Gave it a short prompt and it gave me an openscad model with everything parametrized. I printed with no changes in tpu and it was nearly perfect on the first try. Claude put in a 0.3mm subtraction in the x/y dimensions and I lowered it to 0.1 and it's perfect.
Much easier shape than ancient Roman architecture but still very cool how easy it was.
My Antigravity (forced) replacement for Gemini CLI requires me to log on via browser every time I use it, and my Antigravity IDE won't update at all, so:
If it's ok I'd prefer they just work on reaching a baseline acceptable rollout before worrying about being Top in anything.
Ps actual title:
OpenSCAD LLM Benchmark: Building the Pantheon
So far I like it much more than Gemini CLI (my previous daily driver for personal projects). Seems more mature and "feels more intelligent" (very subjective ofc)
As a side note Autodesk released an agentic assistant back in December for Fusion. Six months later it is still quite bad.
Why is this medium ranked, and not on par with the best two?
A model that knows more in general, will often be better at specific tasks. e.g. If you ask a model to "make a program that estimates the annual production of a solar installation", it needs to have been trained on a lot more than just Python code.
And next year Google will probably sunset Antigravity.
If it doesn't make Google billions, don't trust them.
I can't imagine why (or who) that'd be kept alive for..
funny how some of their projects have undisclosed budgets and profits.
My point is that with every new model release, the expectations grow. I don't know how else to say that.
Where are the normal people :/
Don't get me wrong, I don't think AI coding is a bad thing. For East Asians like myself, it levels the playing field with Westerners, so as long as you rigorously review the AI's output, it's a perfectly viable tool.

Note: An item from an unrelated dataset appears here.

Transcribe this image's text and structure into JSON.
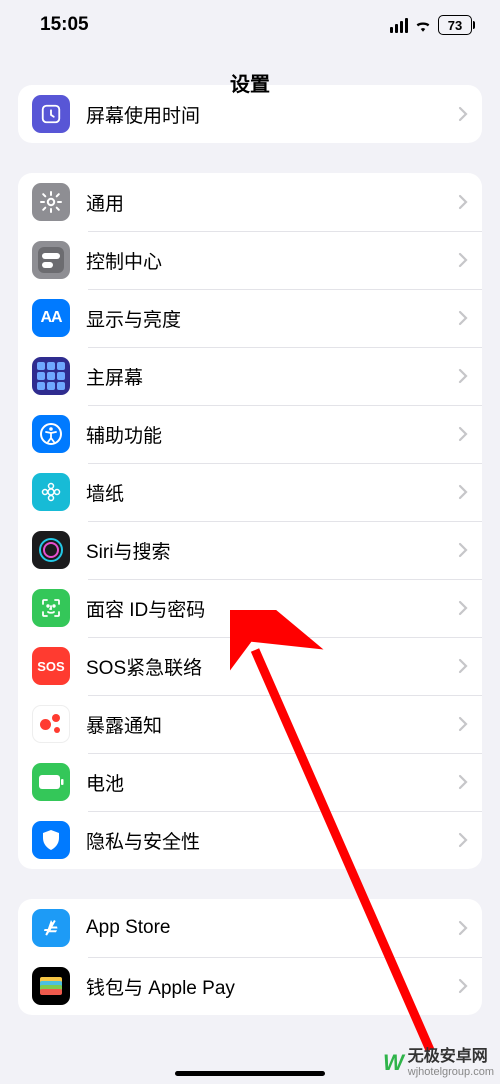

However, the absolute farce we just witnessed with the antiGravity2.0 update really raises doubts about whether 'vibe coding' can actually be trusted. If even a behemoth like Google is dropping the ball like this, it says a lot.
I'm sorry, but that sounds exactly like almost every single Google "product" out there, they seem to only care about throwing stuff over the wall as quickly as possible, and you'd have a hard time finding a single Google product that doesn't also feel filled with fragmented choices, like every project of theirs have a different project manager every week.